HHS Addresses Concerns Over Alcohol Risk Study

On Tuesday, researchers published a study cautioning against potential risks of even light drinking — a study commissioned by the Trump administration for new dietary guidelines but left unreleased. HHS officials have tried to distance themselves from the study, telling STAT that the paper was “NOT commissioned by, NOR reviewed, approved, or cleared by” the Substance Abuse and Mental Health Services Administration. While the final study published this week was peer-reviewed and not approved by HHS, much of the research was taxpayer-funded and overseen by federal health officials.
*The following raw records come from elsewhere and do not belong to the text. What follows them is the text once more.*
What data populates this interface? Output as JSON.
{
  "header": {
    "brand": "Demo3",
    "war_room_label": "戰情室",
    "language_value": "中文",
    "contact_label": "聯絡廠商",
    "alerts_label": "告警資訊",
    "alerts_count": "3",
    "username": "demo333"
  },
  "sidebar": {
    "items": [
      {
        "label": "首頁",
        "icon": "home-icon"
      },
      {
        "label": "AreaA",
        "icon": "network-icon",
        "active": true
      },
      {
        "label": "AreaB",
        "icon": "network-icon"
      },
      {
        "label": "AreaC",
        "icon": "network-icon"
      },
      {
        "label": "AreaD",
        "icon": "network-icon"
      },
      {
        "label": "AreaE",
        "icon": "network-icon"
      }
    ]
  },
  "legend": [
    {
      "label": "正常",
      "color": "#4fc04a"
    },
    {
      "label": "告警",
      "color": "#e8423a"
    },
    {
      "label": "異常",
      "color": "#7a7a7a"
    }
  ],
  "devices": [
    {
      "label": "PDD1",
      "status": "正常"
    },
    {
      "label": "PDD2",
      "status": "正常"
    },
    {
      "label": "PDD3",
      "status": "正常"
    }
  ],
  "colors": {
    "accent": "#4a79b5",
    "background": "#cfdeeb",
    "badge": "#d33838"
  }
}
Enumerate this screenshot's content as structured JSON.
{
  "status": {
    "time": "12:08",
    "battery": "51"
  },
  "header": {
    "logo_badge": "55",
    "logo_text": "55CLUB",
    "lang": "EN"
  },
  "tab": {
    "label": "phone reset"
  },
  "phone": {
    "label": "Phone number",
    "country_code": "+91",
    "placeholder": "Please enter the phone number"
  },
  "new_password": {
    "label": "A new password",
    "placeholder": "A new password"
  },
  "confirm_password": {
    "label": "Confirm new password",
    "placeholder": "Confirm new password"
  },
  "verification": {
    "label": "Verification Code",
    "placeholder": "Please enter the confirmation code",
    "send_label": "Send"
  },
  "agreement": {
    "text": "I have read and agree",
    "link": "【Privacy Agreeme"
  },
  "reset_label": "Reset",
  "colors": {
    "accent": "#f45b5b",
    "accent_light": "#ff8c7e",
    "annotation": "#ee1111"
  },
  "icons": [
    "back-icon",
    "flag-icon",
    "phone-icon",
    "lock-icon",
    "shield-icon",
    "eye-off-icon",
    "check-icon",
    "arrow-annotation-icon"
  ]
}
The paper shares many findings with a draft report made public in 2025.

Concurrently, the House Appropriations Committee passed an HHS spending bill prohibiting the SAMHSA panel responsible for the alcohol study from “studying, analyzing, considering or reporting” on adult alcohol consumption in its efforts to prevent underage drinking. — Isabella Cueto

Debate Over New NIH Grant Proposal

In the competitive landscape for NIH grant funding, researchers at top academic institutions have historically held an advantage. To address this disparity, a proposal has been suggested multiple times, including during the first Trump administration, to cap the number of grants a single researcher can receive from the agency.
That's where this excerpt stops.